Since taking over the business last April, Charity has contended with spiralling operating costs.
She recently made the difficult decision to sell the business — partly for health reasons, and partly due to the stress of covering those price rises.
“It’s another rise, and another rise, and then you get a notice from one of your suppliers who said, ‘Unfortunately, we now have to put all our products up by five per cent’, and then you get one from another supplier,” she said.
“It’s a vicious cycle.”
Charity said she paid about $10,000 in insurance last year, up by about $500 from the previous year.
The rent for the premises also went up by $22 per week from the previous year, she said.
To cover costs, Charity was forced to make the tough decision to let go of two staff members.
“You have to try cut somewhere,” she said.
“Either you cut the quality of food, then you don’t get any business because people aren’t going to come in if it’s not good quality food, or you cut staffing.”

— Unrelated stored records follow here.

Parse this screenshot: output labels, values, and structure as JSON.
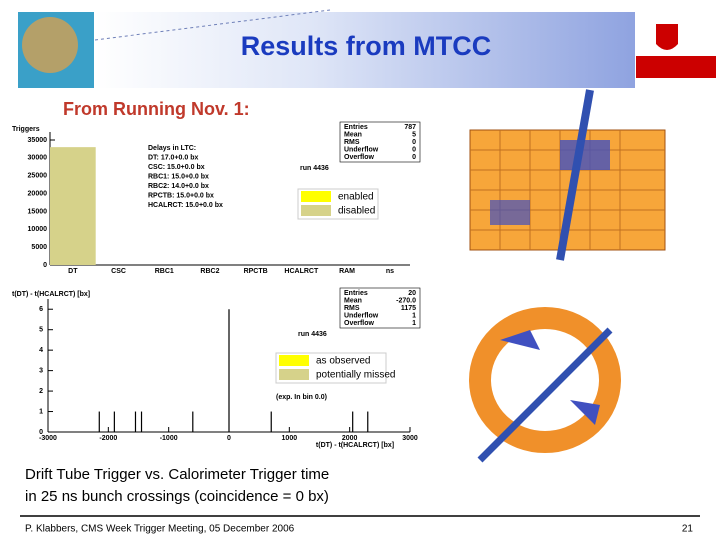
{
  "header": {
    "title": "Results from MTCC",
    "subtitle": "From Running Nov. 1:"
  },
  "chart_data": [
    {
      "type": "bar",
      "ylabel": "Triggers",
      "xlabel": "ns",
      "categories": [
        "DT",
        "CSC",
        "RBC1",
        "RBC2",
        "RPCTB",
        "HCALRCT",
        "RAM"
      ],
      "values": [
        33000,
        0,
        0,
        0,
        0,
        0,
        0
      ],
      "color": "#d6d28a",
      "ylim": [
        0,
        35000
      ],
      "yticks": [
        0,
        5000,
        10000,
        15000,
        20000,
        25000,
        30000,
        35000
      ],
      "run": "run 4436",
      "notes": [
        "Delays in LTC:",
        "DT: 17.0+0.0 bx",
        "CSC: 15.0+0.0 bx",
        "RBC1: 15.0+0.0 bx",
        "RBC2: 14.0+0.0 bx",
        "RPCTB: 15.0+0.0 bx",
        "HCALRCT: 15.0+0.0 bx"
      ],
      "stats": [
        {
          "label": "Entries",
          "value": "787"
        },
        {
          "label": "Mean",
          "value": "5"
        },
        {
          "label": "RMS",
          "value": "0"
        },
        {
          "label": "Underflow",
          "value": "0"
        },
        {
          "label": "Overflow",
          "value": "0"
        }
      ],
      "legend": [
        {
          "name": "enabled",
          "color": "#ffff00"
        },
        {
          "name": "disabled",
          "color": "#d6d28a"
        }
      ]
    },
    {
      "type": "histogram",
      "ylabel": "t(DT) - t(HCALRCT) [bx]",
      "xlabel": "t(DT) - t(HCALRCT) [bx]",
      "x": [
        -2150,
        -1900,
        -1550,
        -1450,
        -600,
        0,
        700,
        2050,
        2300
      ],
      "values": [
        1,
        1,
        1,
        1,
        1,
        6,
        1,
        1,
        1
      ],
      "color": "#000000",
      "xlim": [
        -3000,
        3000
      ],
      "xticks": [
        -3000,
        -2000,
        -1000,
        0,
        1000,
        2000,
        3000
      ],
      "ylim": [
        0,
        6.5
      ],
      "yticks": [
        0,
        1,
        2,
        3,
        4,
        5,
        6
      ],
      "run": "run 4436",
      "note": "(exp. In bin 0.0)",
      "stats": [
        {
          "label": "Entries",
          "value": "20"
        },
        {
          "label": "Mean",
          "value": "-270.0"
        },
        {
          "label": "RMS",
          "value": "1175"
        },
        {
          "label": "Underflow",
          "value": "1"
        },
        {
          "label": "Overflow",
          "value": "1"
        }
      ],
      "legend": [
        {
          "name": "as observed",
          "color": "#ffff00"
        },
        {
          "name": "potentially missed",
          "color": "#d6d28a"
        }
      ]
    }
  ],
  "caption": [
    "Drift Tube Trigger vs. Calorimeter Trigger time",
    "in 25 ns bunch crossings (coincidence = 0 bx)"
  ],
  "footer": {
    "text": "P. Klabbers, CMS Week Trigger Meeting, 05 December 2006",
    "page": 21
  }
}
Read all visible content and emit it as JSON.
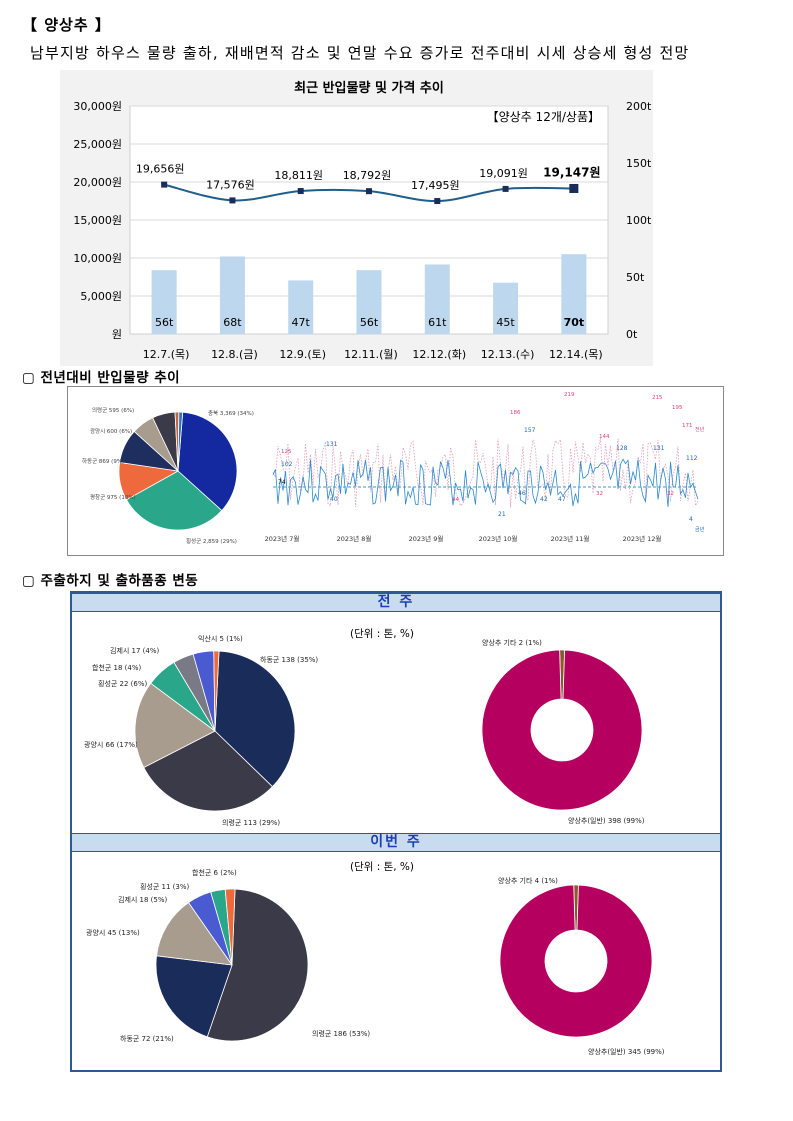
{
  "header": {
    "title": "【 양상추 】",
    "subtitle": "남부지방 하우스 물량 출하, 재배면적 감소 및 연말 수요 증가로 전주대비 시세 상승세 형성 전망"
  },
  "sections": {
    "s2": "▢ 전년대비 반입물량 추이",
    "s3": "▢ 주출하지 및 출하품종 변동"
  },
  "colors": {
    "price_line": "#1f5f8b",
    "bar": "#bdd7ee",
    "band": "#c9dbef",
    "donut": "#b5005f"
  },
  "chart_data": [
    {
      "type": "bar",
      "title": "최근 반입물량 및 가격 추이",
      "annotation": "【양상추 12개/상품】",
      "categories": [
        "12.7.(목)",
        "12.8.(금)",
        "12.9.(토)",
        "12.11.(월)",
        "12.12.(화)",
        "12.13.(수)",
        "12.14.(목)"
      ],
      "series": [
        {
          "kind": "line",
          "axis": "left",
          "values": [
            19656,
            17576,
            18811,
            18792,
            17495,
            19091,
            19147
          ],
          "labels": [
            "19,656원",
            "17,576원",
            "18,811원",
            "18,792원",
            "17,495원",
            "19,091원",
            "19,147원"
          ]
        },
        {
          "kind": "bar",
          "axis": "right",
          "values": [
            56,
            68,
            47,
            56,
            61,
            45,
            70
          ],
          "labels": [
            "56t",
            "68t",
            "47t",
            "56t",
            "61t",
            "45t",
            "70t"
          ]
        }
      ],
      "y_left": {
        "range": [
          0,
          30000
        ],
        "ticks": [
          "원",
          "5,000원",
          "10,000원",
          "15,000원",
          "20,000원",
          "25,000원",
          "30,000원"
        ]
      },
      "y_right": {
        "range": [
          0,
          200
        ],
        "ticks": [
          "0t",
          "50t",
          "100t",
          "150t",
          "200t"
        ]
      },
      "grid": true
    },
    {
      "type": "pie",
      "labels": [
        "충북 3,369 (34%)",
        "횡성군 2,859 (29%)",
        "평창군 975 (10%)",
        "하동군 869 (9%)",
        "광양시 600 (6%)",
        "의령군 595 (6%)",
        "기타 (1%)",
        "여주시"
      ],
      "values": [
        34,
        29,
        10,
        9,
        6,
        6,
        1,
        1
      ],
      "colors": [
        "#1428a0",
        "#2aa78a",
        "#ee6a3c",
        "#1e2e5e",
        "#a89c8e",
        "#3a3a48",
        "#c8643c",
        "#2878c8"
      ]
    },
    {
      "type": "line",
      "x_ticks": [
        "2023년 7월",
        "2023년 8월",
        "2023년 9월",
        "2023년 10월",
        "2023년 11월",
        "2023년 12월"
      ],
      "labels_current": [
        "102",
        "131",
        "40",
        "157",
        "21",
        "46",
        "47",
        "42",
        "128",
        "131",
        "112",
        "4"
      ],
      "labels_prev": [
        "125",
        "186",
        "219",
        "44",
        "144",
        "215",
        "195",
        "171",
        "32",
        "32"
      ],
      "avg_label": "74",
      "legend": [
        "전년",
        "금년"
      ]
    },
    {
      "type": "pie",
      "group": "전 주",
      "unit": "(단위 : 톤, %)",
      "labels": [
        "하동군 138 (35%)",
        "의령군 113 (29%)",
        "광양시 66 (17%)",
        "횡성군 22 (6%)",
        "합천군 18 (4%)",
        "김제시 17 (4%)",
        "익산시 5 (1%)"
      ],
      "values": [
        35,
        29,
        17,
        6,
        4,
        4,
        1
      ],
      "colors": [
        "#1a2c5a",
        "#3a3a48",
        "#a89c8e",
        "#2aa78a",
        "#7a7a86",
        "#4a5ad0",
        "#ee6a3c"
      ]
    },
    {
      "type": "pie",
      "group": "전 주",
      "labels": [
        "양상추 기타 2 (1%)",
        "양상추(일반) 398 (99%)"
      ],
      "values": [
        1,
        99
      ]
    },
    {
      "type": "pie",
      "group": "이번 주",
      "unit": "(단위 : 톤, %)",
      "labels": [
        "의령군 186 (53%)",
        "하동군 72 (21%)",
        "광양시 45 (13%)",
        "김제시 18 (5%)",
        "횡성군 11 (3%)",
        "합천군 6 (2%)"
      ],
      "values": [
        53,
        21,
        13,
        5,
        3,
        2
      ],
      "colors": [
        "#3a3a48",
        "#1a2c5a",
        "#a89c8e",
        "#4a5ad0",
        "#2aa78a",
        "#ee6a3c"
      ]
    },
    {
      "type": "pie",
      "group": "이번 주",
      "labels": [
        "양상추 기타 4 (1%)",
        "양상추(일반) 345 (99%)"
      ],
      "values": [
        1,
        99
      ]
    }
  ]
}
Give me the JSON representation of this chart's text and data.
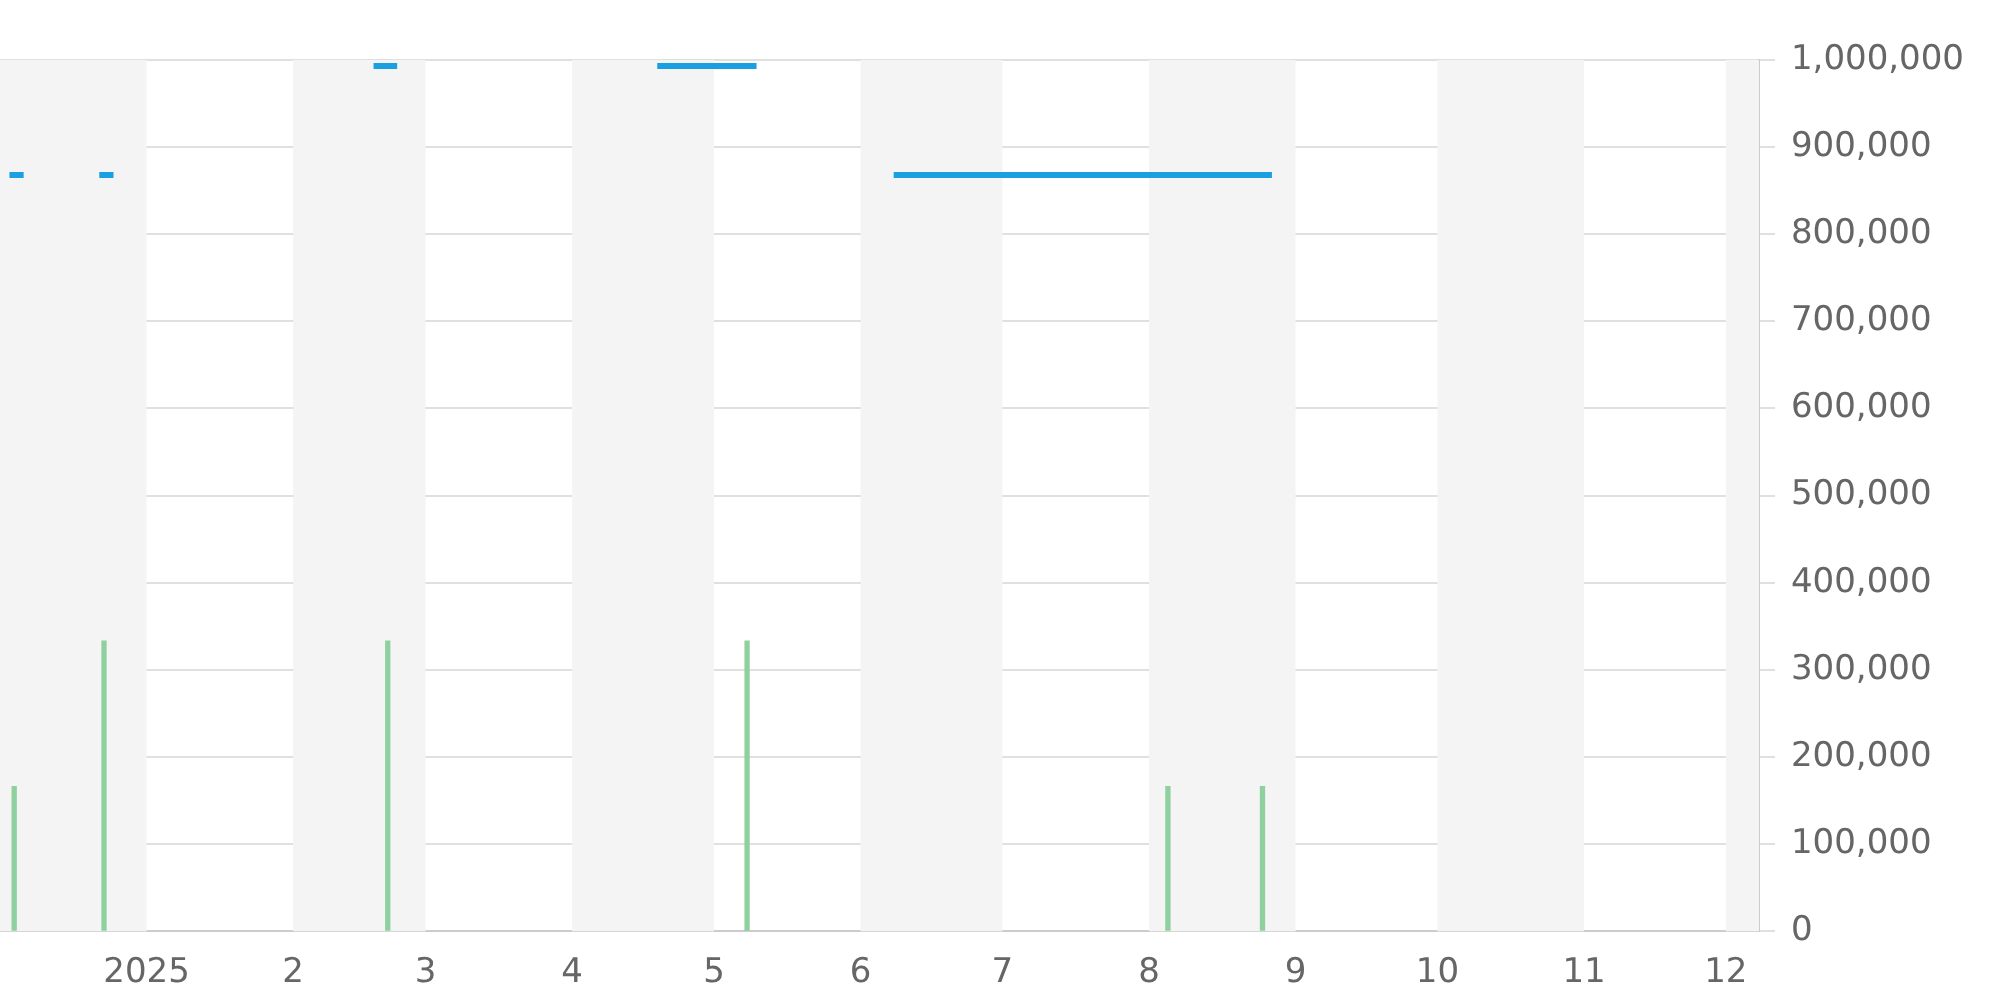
{
  "chart_data": {
    "type": "line",
    "xlim": [
      "2024-12-01",
      "2025-12-08"
    ],
    "ylim": [
      0,
      1000000
    ],
    "xticks": [
      {
        "value": "2025-01-01",
        "label": "2025"
      },
      {
        "value": "2025-02-01",
        "label": "2"
      },
      {
        "value": "2025-03-01",
        "label": "3"
      },
      {
        "value": "2025-04-01",
        "label": "4"
      },
      {
        "value": "2025-05-01",
        "label": "5"
      },
      {
        "value": "2025-06-01",
        "label": "6"
      },
      {
        "value": "2025-07-01",
        "label": "7"
      },
      {
        "value": "2025-08-01",
        "label": "8"
      },
      {
        "value": "2025-09-01",
        "label": "9"
      },
      {
        "value": "2025-10-01",
        "label": "10"
      },
      {
        "value": "2025-11-01",
        "label": "11"
      },
      {
        "value": "2025-12-01",
        "label": "12"
      }
    ],
    "yticks": [
      {
        "value": 0,
        "label": "0"
      },
      {
        "value": 100000,
        "label": "100,000"
      },
      {
        "value": 200000,
        "label": "200,000"
      },
      {
        "value": 300000,
        "label": "300,000"
      },
      {
        "value": 400000,
        "label": "400,000"
      },
      {
        "value": 500000,
        "label": "500,000"
      },
      {
        "value": 600000,
        "label": "600,000"
      },
      {
        "value": 700000,
        "label": "700,000"
      },
      {
        "value": 800000,
        "label": "800,000"
      },
      {
        "value": 900000,
        "label": "900,000"
      },
      {
        "value": 1000000,
        "label": "1,000,000"
      }
    ],
    "grid": "y",
    "legend": false,
    "marker": "none",
    "line_style": "solid",
    "series": [
      {
        "color": "#1a9fe0",
        "x": [
          "2024-12-03",
          "2024-12-06",
          "2024-12-14",
          "2024-12-22",
          "2024-12-25",
          "2025-01-20",
          "2025-02-18",
          "2025-02-23",
          "2025-03-20",
          "2025-04-19",
          "2025-05-10",
          "2025-05-25",
          "2025-06-08",
          "2025-08-27"
        ],
        "values": [
          868000,
          868000,
          null,
          868000,
          868000,
          null,
          993000,
          993000,
          null,
          993000,
          993000,
          null,
          868000,
          868000
        ]
      },
      {
        "type": "bar",
        "color": "#8fd19e",
        "x": [
          "2024-12-04",
          "2024-12-23",
          "2025-02-21",
          "2025-05-08",
          "2025-08-05",
          "2025-08-25"
        ],
        "values": [
          166000,
          333000,
          333000,
          333000,
          166000,
          166000
        ]
      }
    ],
    "bands": [
      {
        "axis": "x",
        "from": "2024-12-01",
        "to": "2025-01-01",
        "color": "#f4f4f4"
      },
      {
        "axis": "x",
        "from": "2025-02-01",
        "to": "2025-03-01",
        "color": "#f4f4f4"
      },
      {
        "axis": "x",
        "from": "2025-04-01",
        "to": "2025-05-01",
        "color": "#f4f4f4"
      },
      {
        "axis": "x",
        "from": "2025-06-01",
        "to": "2025-07-01",
        "color": "#f4f4f4"
      },
      {
        "axis": "x",
        "from": "2025-08-01",
        "to": "2025-09-01",
        "color": "#f4f4f4"
      },
      {
        "axis": "x",
        "from": "2025-10-01",
        "to": "2025-11-01",
        "color": "#f4f4f4"
      },
      {
        "axis": "x",
        "from": "2025-12-01",
        "to": "2025-12-08",
        "color": "#f4f4f4"
      }
    ]
  }
}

She said that government assistance in the form of rent controls and insurance support for small businesses would be a big help to keep businesses likes hers on their feet.
Kitchen Kravings isn’t the only local business to feel the pinch. Anyone walking around Cobram’s CBD cannot fail to notice For Lease signs plastered in shop windows.
Across town, Cafe13 owner Kylie Poole explained that her business was recently hit with a drastic jump in overhead costs.
“In the last financial year, the costs of electricity and gas rose $12,000,” she said.
That equated, Kylie said, to almost a doubling of those costs from the previous year.
But it isn’t just overheads that are soaring. Insurance and rates have increased, while prices for raw products — such as cooking oil and flour for batter — have also risen for Kylie.
She said Cafe13 currently employed about seven staff members, most of whom were local teenagers on casual contracts.
“Most of the kids haven’t had a job before,” she said.
Kylie has managed to keep Cafe13 on budget, but only by trimming hours for a few staff.
And to keep further costs down for customers, Kylie made the decision to not apply a credit card surcharge to transactions.
She said one solution could lie in creating more reasons to keep tourists in town, injecting money into the local economy.
“We don’t do anything for Christmas or New Year’s in town. Nathalia has fireworks, Yarrawonga has fireworks. I think in general we seem to get overlooked here in Cobram,” she said.
“I know the Katamatite Rodeo brings extra money into Katamatite because people stop and buy drinks from the servo, etcetera.
“We’ve got those beautiful big parks — Federation and Mivo Parks — and we don’t utilise them. But it could bring a lot more [tourists], even from other towns.
“It would keep them shopping here in our town.”
A nationwide issue
A report, published by the Council of Small Business Organisations Australia and Commonwealth Bank Australia in October last year, found small businesses across the country were facing rising energy prices, insurance costs and rents.
COSBOA chief executive Luke Achterstraat said small businesses across Australia were struggling to manage spiralling costs.
“Australian small businesses are the heart of every community, employing more than five million people,” he said.
“Small businesses have been hard hit over the past year, with nearly half not breaking even. Owners are doing their best to keep their heads above water, but this is not an easy task in a sea of economic and regulatory uncertainty.”